I prepared extensively. The Earthrise attorneys were really helpful as I was preparing, I had several rounds of practice arguments with different professors and attorneys. In the end I practiced answering more questions than the judge even could throw at me. The judge was very professional and gave me a chance to lay out my argument and give cogent answers. At the end he did something that was unusual and said that since I was a student he would give me feedback. He gave both positive feedback on the brief and my oral arguments, and he also gave me some constructive criticism on some of the stylistic aspects of the brief, which I really appreciate.
Several Earthrise attorneys attended the arguments, as well as a number of other law students from outside the clinic. Afterwards our clients took us out to lunch. The judge said the ruling would take up to 30 days, but it was only 11 days in the end. We already had some idea that it would be a favorable decision though. He didn’t rule from the bench but he did say a few things that we thought were a good sign. He praised the first sentence of the brief, and also said his opinion would be long, which usually means that a judge will grant the motion for summary judgment.

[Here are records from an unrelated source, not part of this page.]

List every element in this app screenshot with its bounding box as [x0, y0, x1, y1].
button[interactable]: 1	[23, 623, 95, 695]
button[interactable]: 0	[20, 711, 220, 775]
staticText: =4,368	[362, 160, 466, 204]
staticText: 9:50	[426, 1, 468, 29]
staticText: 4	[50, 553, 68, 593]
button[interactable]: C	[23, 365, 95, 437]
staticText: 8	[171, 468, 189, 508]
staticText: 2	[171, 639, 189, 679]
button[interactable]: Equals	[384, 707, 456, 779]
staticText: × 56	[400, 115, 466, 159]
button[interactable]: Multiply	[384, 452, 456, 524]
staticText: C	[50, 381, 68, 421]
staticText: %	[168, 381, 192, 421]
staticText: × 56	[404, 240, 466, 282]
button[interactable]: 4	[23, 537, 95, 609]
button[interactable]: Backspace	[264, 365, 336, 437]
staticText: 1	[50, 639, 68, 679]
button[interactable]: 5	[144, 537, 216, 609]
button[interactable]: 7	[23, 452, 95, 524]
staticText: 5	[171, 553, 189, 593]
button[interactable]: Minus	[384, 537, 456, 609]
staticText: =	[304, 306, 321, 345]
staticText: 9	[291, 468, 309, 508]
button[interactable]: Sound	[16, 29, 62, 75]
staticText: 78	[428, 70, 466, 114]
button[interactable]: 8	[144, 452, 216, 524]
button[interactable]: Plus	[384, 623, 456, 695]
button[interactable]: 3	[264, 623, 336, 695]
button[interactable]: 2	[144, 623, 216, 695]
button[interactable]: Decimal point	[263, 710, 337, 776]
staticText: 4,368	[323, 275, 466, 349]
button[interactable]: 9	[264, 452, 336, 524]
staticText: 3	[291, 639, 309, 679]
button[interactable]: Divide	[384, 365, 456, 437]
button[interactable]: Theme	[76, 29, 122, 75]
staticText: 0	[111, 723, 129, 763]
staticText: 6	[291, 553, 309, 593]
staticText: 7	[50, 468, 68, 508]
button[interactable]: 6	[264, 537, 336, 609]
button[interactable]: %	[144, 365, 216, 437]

What was it like when you learned about the ruling? Earthrise professor Dan Rohlf noted that the court’s opinion cited most of the cases you discussed in the briefs.
Nick: It was a real kick. It was a lot of fun to see arguments that I had made and case law that I had researched be cited, indicating that the federal court did agree with the way that I had read and applied the law. I was impressed with the judge’s opinion. It was very thorough, very dispassionate, and even-keeled. It did a very good job of addressing the plaintiffs’ claims while maintaining judicial neutrality. The opinion really tracked our arguments very closely, so that was really gratifying.
What’s next for you?
Nick: This experience was an excellent window into what litigation is actually like. I got to work through all of the stages of a common lawsuit except for trial, since it didn’t go to trial, but then again many don’t. I saw how to answer a complaint, go through the discovery process, and draft declarations from various people in the case. So it really was a very thorough encounter with real world litigation. I’m really grateful to Dan and the clients for the faith they put in me, and to be able to vindicate that faith with a good result.
I think that there are a number of legal careers that I would find satisfying, litigation being one as long as I think I can be on the right side. This experience taught me that yes I can litigate, and that Lewis & Clark and Earthrise have really prepared me well to litigate in the future if that’s what I want to do. I could also be happy doing policy work, which I’m actually getting the opportunity to do now with the Green Energy Institute at Lewis & Clark. So it’s been great to have all of these options.